Winnie waits. I also wait. Because to be honest, I’m not sure what she’ll say next, but letting her steer the conversation has worked better so far than what I planned to say.
“So?” She raises her eyebrows, but the look is less intimidating because then she squints to read my expression. “James. Come on. What are you prepared to offer to woo me back to work?”
There will absolutely be no wooing involved. But I am prepared to negotiate terms.
“Do you want to come back?”
She thinks about this. “I am perhaps … willing. But willing and wanting are two different things.”
That’s a good distinction. But her nonanswer also frustrates me. A strange feeling swirls in my chest, dipping into my gut. I wish she were both willing and wanting. And maybe not just for business purposes.
Bad idea, James. Pick one: professional or personal.
Not a hard choice. There is only one answer.
Personal is off the table. I’m floundering with Dark Horse, struggling to get everything done.
Even without the tight timeline, trying to open for the Sheet Cake Festival, it’s almost an impossible task.
Having a romantic relationship with my one employee—assuming she’ll come back—is unacceptable.
And that’s if I wanted a romantic relationship.
Which, to be clear, I don’t. I had a front row seat to real love with my parents and the pain of its loss.
The idiots saying it’s better to have loved and lost didn’t watch their mom die of cancer and their dad fall completely and utterly apart from the grief of it.
Definitely keep things professional.
“I’m prepared to negotiate,” I say. “Give me your terms.”
“I want to be brought on in a more permanent capacity. Not just contract labor and hourly wages.”
“So, not a temp?”
Winnie hesitates, staring down into her mug like she’ll find the answer there. “A less temporary temp?” she says, finally, a question in her voice.
Pat told me her main gig is app development, and that she’s poised to sell Neighborly. I assume after that, she won’t have a need for this job anymore. So, still temporary.
“And a raise.”
“Okay.”
She eyes me carefully, like she’s wondering why this is so easy. “I don’t just want money. I’d like more … say .”

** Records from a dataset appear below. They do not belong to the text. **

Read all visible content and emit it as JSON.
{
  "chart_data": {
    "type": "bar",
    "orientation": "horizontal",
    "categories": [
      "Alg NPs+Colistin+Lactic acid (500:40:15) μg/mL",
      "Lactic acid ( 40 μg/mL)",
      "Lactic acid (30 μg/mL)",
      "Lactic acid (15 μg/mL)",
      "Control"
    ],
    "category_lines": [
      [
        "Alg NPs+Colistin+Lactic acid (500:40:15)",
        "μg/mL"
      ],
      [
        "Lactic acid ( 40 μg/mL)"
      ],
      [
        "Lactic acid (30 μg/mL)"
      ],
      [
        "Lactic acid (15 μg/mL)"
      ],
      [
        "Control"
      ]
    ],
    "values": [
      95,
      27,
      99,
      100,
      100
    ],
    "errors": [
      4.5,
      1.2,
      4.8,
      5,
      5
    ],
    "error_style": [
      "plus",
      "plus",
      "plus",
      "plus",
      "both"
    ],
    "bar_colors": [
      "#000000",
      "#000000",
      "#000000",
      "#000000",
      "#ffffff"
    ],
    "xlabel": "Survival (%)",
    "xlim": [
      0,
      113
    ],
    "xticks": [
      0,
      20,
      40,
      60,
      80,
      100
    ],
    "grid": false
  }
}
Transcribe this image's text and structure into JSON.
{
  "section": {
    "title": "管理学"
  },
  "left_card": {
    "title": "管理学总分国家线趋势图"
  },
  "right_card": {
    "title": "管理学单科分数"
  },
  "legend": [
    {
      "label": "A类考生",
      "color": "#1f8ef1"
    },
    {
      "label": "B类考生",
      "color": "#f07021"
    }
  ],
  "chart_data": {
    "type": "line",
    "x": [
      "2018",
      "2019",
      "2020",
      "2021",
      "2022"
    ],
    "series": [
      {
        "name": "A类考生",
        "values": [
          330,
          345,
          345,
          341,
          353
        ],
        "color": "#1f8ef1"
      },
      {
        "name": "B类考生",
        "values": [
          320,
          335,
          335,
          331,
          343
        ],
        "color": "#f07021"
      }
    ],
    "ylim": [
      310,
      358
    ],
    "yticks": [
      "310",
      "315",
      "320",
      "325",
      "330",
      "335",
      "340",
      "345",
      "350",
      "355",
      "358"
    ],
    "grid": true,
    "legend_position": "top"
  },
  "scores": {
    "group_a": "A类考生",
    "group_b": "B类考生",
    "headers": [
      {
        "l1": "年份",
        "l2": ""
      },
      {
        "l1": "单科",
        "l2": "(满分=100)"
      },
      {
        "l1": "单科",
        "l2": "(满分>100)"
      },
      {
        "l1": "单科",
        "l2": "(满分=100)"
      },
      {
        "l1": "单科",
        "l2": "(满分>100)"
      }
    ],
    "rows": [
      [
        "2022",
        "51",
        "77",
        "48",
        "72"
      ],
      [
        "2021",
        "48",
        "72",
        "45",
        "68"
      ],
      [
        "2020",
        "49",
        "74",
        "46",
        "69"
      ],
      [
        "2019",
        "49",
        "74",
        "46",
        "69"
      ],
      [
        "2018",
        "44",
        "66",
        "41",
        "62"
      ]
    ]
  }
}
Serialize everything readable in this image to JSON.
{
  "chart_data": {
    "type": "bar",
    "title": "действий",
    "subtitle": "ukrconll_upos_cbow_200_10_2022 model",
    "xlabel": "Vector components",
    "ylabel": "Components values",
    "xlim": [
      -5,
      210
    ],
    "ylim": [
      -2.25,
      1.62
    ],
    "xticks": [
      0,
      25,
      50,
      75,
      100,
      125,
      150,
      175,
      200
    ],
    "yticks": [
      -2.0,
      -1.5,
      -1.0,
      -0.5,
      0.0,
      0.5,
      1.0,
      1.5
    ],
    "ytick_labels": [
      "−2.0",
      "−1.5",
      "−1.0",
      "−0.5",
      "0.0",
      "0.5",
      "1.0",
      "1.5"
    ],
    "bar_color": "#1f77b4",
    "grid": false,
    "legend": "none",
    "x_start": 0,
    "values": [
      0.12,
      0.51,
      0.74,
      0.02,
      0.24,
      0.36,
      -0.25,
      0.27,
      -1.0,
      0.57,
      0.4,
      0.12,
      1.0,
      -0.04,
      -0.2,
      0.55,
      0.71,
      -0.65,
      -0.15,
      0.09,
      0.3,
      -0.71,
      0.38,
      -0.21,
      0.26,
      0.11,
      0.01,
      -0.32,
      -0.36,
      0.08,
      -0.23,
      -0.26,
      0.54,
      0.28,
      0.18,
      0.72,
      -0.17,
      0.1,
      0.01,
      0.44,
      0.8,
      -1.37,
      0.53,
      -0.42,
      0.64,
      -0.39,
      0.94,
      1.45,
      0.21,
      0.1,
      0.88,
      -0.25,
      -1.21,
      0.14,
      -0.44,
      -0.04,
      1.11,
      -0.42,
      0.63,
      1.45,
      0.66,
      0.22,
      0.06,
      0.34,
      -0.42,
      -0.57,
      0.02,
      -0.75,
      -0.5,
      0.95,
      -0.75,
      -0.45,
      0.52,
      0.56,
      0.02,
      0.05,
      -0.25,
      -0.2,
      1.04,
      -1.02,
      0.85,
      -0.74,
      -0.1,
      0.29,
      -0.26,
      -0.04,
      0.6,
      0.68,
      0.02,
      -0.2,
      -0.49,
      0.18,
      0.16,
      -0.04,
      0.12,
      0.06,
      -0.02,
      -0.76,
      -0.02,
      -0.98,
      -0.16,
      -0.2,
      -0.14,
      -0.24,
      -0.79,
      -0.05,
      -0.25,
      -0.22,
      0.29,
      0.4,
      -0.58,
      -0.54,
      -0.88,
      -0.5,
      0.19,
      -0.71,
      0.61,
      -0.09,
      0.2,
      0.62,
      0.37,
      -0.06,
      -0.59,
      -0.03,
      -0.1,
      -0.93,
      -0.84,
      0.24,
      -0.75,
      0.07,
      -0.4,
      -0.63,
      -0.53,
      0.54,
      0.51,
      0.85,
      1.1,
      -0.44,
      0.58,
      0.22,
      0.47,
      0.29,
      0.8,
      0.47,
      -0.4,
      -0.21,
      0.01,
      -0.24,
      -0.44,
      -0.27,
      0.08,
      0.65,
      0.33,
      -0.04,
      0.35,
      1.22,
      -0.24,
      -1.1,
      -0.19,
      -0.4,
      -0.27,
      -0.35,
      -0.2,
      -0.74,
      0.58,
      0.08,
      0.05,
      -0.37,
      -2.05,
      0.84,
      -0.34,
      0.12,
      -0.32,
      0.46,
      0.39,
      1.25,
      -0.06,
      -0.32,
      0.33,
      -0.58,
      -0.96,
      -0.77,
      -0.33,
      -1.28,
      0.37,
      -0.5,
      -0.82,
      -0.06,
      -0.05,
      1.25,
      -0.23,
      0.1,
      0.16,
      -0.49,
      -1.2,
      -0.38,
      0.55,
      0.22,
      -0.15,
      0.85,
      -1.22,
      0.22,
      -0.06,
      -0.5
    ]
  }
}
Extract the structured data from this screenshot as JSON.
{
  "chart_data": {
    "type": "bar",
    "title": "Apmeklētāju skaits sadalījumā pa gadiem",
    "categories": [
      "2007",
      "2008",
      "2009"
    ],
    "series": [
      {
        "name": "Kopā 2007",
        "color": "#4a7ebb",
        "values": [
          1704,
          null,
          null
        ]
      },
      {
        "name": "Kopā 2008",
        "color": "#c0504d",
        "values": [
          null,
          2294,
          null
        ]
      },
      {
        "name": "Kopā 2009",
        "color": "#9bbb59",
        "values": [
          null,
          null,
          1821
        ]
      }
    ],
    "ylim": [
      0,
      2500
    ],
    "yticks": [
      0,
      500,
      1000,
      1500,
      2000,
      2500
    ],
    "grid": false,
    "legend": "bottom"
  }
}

I shift in the chair, which suddenly feels too small. “You want a say in how I run my business?”
My words practically send icicles shooting through the room. Now it’s Winnie’s turn to wiggle in her spot. But she doesn’t back down, and the seed of admiration I have for her grows, despite the bad soil and my resistance to watering it.
“I’m not talking like a partner or some official title. More like … if I have suggestions or ideas or feedback, you’ll listen.”
“I listen.”
She rolls her eyes. “Let me clarify. I want you not just to audibly hear me, but to consider what I’m suggesting.”
I grunt, which is my version of a response.